Aufbau und Ablauf der Kur
Die Schwerpunktkur Zöliakie erstreckt sich über drei Wochen. Betroffene Mütter bzw. Väter und Kinder, die seit mindestens einem Jahr mit der Diagnose Zöliakie leben, stellen die Zielgruppe dar. Dass der behandelnde Arzt den Betroffenen nicht direkt nach der Diagnose zu einer Kur rät, finden die Betroffenen gut. „Direkt nach der Diagnose muss man sich erst einmal sortieren. Man muss sich langsam in die Situation einfinden. Mit der Kur wäre ich gleich nach der Diagnose überfordert gewesen. Aber nun, zwei Jahre später, weiß ich, was für mich die größten Herausforderungen sind, wo ich Unterstützung brauchen und welche Themen ich hier mit den Fachkräften besprechen möchte“, erklärt Jennifer Haudek.

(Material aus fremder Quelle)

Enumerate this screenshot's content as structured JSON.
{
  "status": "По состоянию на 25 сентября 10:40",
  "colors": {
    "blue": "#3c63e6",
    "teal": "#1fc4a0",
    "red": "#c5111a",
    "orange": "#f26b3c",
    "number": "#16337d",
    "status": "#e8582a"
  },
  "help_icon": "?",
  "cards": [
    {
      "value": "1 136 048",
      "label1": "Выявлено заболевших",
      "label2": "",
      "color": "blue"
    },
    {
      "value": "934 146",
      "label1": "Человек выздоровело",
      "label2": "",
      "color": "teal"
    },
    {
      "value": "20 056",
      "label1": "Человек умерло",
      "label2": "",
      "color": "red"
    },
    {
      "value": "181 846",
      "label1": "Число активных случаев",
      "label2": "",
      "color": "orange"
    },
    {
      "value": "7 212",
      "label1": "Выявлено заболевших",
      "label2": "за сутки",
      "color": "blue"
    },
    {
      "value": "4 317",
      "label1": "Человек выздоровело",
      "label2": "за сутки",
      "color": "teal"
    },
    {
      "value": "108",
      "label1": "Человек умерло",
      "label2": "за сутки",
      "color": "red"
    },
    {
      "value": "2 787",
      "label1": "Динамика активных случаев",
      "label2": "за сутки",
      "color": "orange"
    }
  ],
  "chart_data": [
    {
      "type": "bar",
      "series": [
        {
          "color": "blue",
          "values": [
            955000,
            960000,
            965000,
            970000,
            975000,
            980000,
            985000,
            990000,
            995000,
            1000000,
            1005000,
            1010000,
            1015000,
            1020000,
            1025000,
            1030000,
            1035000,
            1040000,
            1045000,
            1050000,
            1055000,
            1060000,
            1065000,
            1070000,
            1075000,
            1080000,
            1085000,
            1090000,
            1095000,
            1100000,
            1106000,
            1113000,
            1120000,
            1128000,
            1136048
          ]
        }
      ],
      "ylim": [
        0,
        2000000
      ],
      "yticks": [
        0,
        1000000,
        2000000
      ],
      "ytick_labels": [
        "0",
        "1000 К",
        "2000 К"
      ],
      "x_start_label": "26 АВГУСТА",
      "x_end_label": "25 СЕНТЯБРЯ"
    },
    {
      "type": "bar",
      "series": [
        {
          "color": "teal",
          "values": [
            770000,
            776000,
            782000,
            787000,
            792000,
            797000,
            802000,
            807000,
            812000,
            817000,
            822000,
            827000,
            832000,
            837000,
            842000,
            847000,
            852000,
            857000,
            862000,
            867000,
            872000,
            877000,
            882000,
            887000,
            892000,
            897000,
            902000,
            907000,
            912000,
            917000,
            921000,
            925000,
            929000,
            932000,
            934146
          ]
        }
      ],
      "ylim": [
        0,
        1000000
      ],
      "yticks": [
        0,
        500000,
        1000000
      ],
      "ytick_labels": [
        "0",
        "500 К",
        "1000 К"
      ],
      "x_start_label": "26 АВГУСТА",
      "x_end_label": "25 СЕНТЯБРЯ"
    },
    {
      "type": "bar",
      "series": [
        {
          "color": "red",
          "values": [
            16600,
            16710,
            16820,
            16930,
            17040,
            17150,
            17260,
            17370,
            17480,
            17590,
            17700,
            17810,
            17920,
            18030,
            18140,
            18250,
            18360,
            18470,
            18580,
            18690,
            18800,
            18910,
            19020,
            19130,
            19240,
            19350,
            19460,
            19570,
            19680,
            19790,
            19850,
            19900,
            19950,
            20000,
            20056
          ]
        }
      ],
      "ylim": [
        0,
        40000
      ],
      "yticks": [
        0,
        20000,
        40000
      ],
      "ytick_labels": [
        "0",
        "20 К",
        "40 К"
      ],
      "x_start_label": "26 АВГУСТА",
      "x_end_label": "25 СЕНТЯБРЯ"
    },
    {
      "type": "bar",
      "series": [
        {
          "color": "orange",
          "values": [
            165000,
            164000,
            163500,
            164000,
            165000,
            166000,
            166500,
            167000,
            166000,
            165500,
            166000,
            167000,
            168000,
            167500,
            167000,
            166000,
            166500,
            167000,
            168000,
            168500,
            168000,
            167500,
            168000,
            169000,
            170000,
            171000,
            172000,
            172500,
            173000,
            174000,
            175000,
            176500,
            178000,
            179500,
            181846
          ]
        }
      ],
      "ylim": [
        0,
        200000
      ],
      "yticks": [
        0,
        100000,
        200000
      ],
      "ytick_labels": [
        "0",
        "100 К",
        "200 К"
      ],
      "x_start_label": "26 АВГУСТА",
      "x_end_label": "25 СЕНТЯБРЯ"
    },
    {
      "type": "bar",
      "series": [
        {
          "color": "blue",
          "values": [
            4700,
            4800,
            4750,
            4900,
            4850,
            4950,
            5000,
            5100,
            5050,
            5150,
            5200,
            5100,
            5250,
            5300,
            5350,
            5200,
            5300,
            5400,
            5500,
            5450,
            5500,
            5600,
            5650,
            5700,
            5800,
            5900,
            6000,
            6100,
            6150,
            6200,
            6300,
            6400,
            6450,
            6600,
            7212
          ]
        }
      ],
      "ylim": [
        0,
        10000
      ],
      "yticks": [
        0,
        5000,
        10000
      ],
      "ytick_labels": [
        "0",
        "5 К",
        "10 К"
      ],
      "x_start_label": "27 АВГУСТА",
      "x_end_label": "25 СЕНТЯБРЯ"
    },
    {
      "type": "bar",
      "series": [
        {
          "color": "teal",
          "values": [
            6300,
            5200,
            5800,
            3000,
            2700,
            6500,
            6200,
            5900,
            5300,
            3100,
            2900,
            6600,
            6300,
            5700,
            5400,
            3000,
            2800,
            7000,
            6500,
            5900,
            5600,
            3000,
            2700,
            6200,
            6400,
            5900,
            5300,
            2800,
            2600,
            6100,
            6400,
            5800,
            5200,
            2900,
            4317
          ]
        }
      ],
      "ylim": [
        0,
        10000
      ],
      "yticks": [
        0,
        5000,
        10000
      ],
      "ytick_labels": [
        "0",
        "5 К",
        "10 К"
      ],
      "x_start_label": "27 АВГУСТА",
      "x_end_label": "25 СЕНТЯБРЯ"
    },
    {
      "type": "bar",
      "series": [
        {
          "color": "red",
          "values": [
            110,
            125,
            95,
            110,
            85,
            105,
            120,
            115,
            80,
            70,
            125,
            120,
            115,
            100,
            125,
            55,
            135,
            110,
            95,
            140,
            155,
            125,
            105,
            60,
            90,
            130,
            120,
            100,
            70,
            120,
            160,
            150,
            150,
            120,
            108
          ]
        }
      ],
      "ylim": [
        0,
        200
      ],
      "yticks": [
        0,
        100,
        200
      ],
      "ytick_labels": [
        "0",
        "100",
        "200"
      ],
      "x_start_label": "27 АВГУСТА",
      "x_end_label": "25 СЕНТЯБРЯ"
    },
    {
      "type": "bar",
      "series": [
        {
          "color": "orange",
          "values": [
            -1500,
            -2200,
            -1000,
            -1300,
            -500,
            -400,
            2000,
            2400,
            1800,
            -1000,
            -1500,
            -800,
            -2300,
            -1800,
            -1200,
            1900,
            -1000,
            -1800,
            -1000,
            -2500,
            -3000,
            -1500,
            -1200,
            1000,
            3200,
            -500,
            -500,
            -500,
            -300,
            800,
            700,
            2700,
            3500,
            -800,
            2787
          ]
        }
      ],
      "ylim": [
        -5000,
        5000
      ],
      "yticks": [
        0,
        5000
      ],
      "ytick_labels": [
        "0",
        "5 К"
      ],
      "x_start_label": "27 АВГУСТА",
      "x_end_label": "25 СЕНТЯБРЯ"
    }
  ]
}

Im Zentrum der Kur stehen medizinische Untersuchungen, psychologische Beratungen in Form von Einzel- oder Gruppengesprächen und ernährungsspezifische Schulungen, wie die glutenfreie Lehrküche und das Einkaufstraining. Für die Betroffenen werden individuelle Therapiepläne erstellt. Am Wochenende haben die Kurgäste dann therapiefrei und können die Zeit in und um Scheidegg genießen. Andrea Keller berichtet: „Was für uns immer besonders und im Normalfall gar nicht möglich ist, ist auswärts zu essen. Das Essen im Restaurant stellt eigentlich immer ein Risiko dar, da man nicht weiß, ob die Speisen wirklich nicht durch Spuren von Gluten kontaminiert sind. Hier in Scheidegg habe ich eine ganz neue Erfahrung gemacht. Schaute ich beim Restaurantbesuch einmal länger und intensiver in die Speisekarte, fragte mich das Personal freundlich, ob ich etwas Glutenfreies suche und informierte mich über das entsprechende Angebot. Das Personal ist hier in der Gastronomie überall so gut geschult, dass man vertrauen und den Aufenthalt sorgenfrei genießen kann.“

Neue Perspektiven und Kraftquellen durch den Aufenthalt in Scheidegg
Lena Sailer, Mutter eines zöliakiebetroffenen Sohnes, plant, zukünftig ab und an Urlaub in Scheidegg zu machen, denn das Gefühl der Unbeschwertheit möchte sie ihrem betroffenen Sohn häufiger schenken: „Wir waren am Wochenende dann hier in der Pizzeria und mein Sohn hat dort eine glutenfreie Pizza gegessen. Freudestrahlend blickte er mich an und sagte: „Mama, hier fühle ich mich ganz normal.“ Diese Erfahrung macht mein Sohn leider sehr selten und ich möchte sie ihm aber häufiger ermöglichen – ein Grund, weshalb wir bestimmt in Zukunft häufiger Urlaub in Scheidegg machen.“
Drei Wochen ist das Zeitfenster für die Mutter/Vater & Kind-Kur Zöliakie. Drei Wochen, in denen man Zeit für sich hat und sich den Heraus¬forderungen, die mit der Diagnose Zöliakie einhergehen, zuwenden kann. Drei Wochen, in denen man sich mit anderen Betroffenen und Fachleuten austauschen kann und einem neuen Perspektiven eröffnet werden, weil man erfährt, wie andere Betroffene gewissen Dinge handhaben oder sehen. Aber der Mehrwert des Aufenthalts geht über die drei Wochen hinaus und so haben diese Mütter, von denen wir hier berichten, eine WhatsApp-Gruppe gegründet, um sich auch zukünftig austauschen zu können.